Bu alıntının ardından, 1925’ten itibaren tarım için neler yapılmış, kısacık bakalım. Ankara’da Balgat, Yağmurbaba, Göğercinlik (Güvercinlik), Macun, Tahar, Ahi Mesud (Etimesgut) ve Çakırlar’da araziler satın alınılıyor. Her biri birer numune çiftliklerne dönüştürülüyor. Durmadan dikilen ağaçlarla ormana dönüşüp sonunda Gazi Orman Çiftliği, yani bugün bildiğimiz ismiyle, Atatürk Orman Çiftliği oluyor. Gazi Mustafa Kemal o dönem bu çiftliklerle bizzat ilgileniyor. Ahimesud’da yeni kurulan çiftliğin başına bir yönetici aradığı zamanda da yolları çiftlik müdürü Tahsin Bey sayesinde o dönem Ziraat Mektebi’nde öğretmenlik yapan Ali Numan’la kesişiyor. İkili arasındaki tarım sohbetleri o zamanlar başlıyor. Temeldeki sorusu ‘Verimsiz toprağı nasıl verimli kılabiliriz?’ olan sohbetlerde, konu bu mesele için gerekli yöntemler ve bilgiler nereden öğrenilebilir sorusuna dayanıyor. Cevap ise belli; Yeni Dünya. O zamanlar Amerika Birleşik Devletleri’nde kuru tarım, yani ‘Dry Farming’ yöntemi hem öğretiliyor, hem de bu yolla başarılı sonuçlar alındığı için, oradaki bilgiyi, birinin ‘ithal’ etmesi lazım oluyor.
Bu sırada, Gazi Çiftliği’nde bir bebek doğuyor. Cumhurbaşkanı bebeği görmeye gidiyor, Ali Numan Efendi’nin eşi Semiha Hanım’a, “Hanımefendi; bebeğin ismi Can olsun” diyor. Bir de altın hediye ediyor. Ali Numan Efendi arazide olduğundan karşılaşmıyorlar ancak akşam eve döndüğünde haberleri alan taze baba, altını görünce şaşırıp, iade etmek üzere Gazi ile görüşüyor. Gazi, bu davranışa çok içerliyor. Ancak kızgınlığı uzatmıyor. TBMM’de 1927’de 1109 sayılı ‘Ziraat ve Baytar Enstitüleri ile Âli Mektepleri Tesisine ve Ziraat Tedrisatının Islahına Dair Kanun’ tasarısıyla muazzam bir tarım dönüşümü başlıyor. O dönüşümün adımlarından biri de Ali Numan Efendi’nin eğitim için Amerika’ya gönderilmesi.

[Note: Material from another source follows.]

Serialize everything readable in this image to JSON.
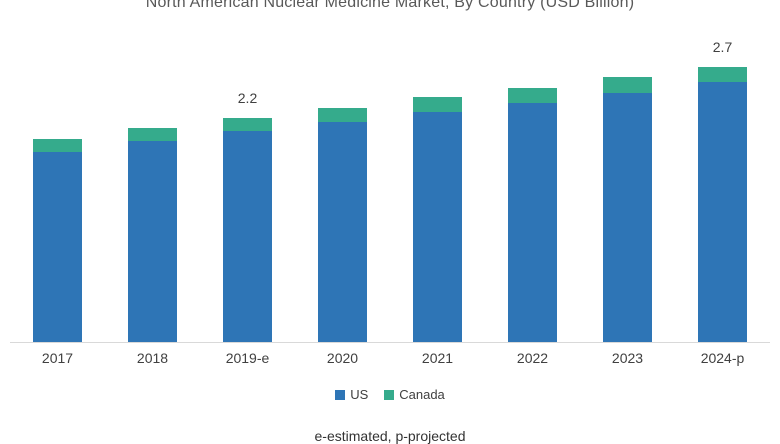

Ali Numan Efendi, yasanın yürürlüğe girmesiyle önce tek başına, ardından eşi ve çocuğunu da yanına alarak, üç yıllığına Amerika’ya; Kansas Eyalet Koleji ile Nebraska Üniversitesi’nde kuru tarım üzerine öğrenim görmeye gidiyor. Ziraatçı olarak gittiği yeni dünyadan, sevdiği vatanın topraklarını ıslah etmek üzere ziraat yüksek mühendisi olarak dönüyor. Döndüğünde Mustafa Kemal’e Eskişehir’de görev almak istediğini söylüyor. “Eskişehir’de ne işin var çocuk? Burada hemen göreve başla. Güzel bir aile yuvan var, yeni doğmuş bir çocuğun… Onun da eğitimi söz konusu” diyen Atatürk’ü dinlemiyor. “Ülkemizde kuru tarıma en uygun toprakların Eskişehir’de olduğunu tespit ettim. Memleketimize borcum var. Amerika’da kazandığım bilgimi, o topraklarda memlekete faydalı hale getirmek istiyorum” diyor.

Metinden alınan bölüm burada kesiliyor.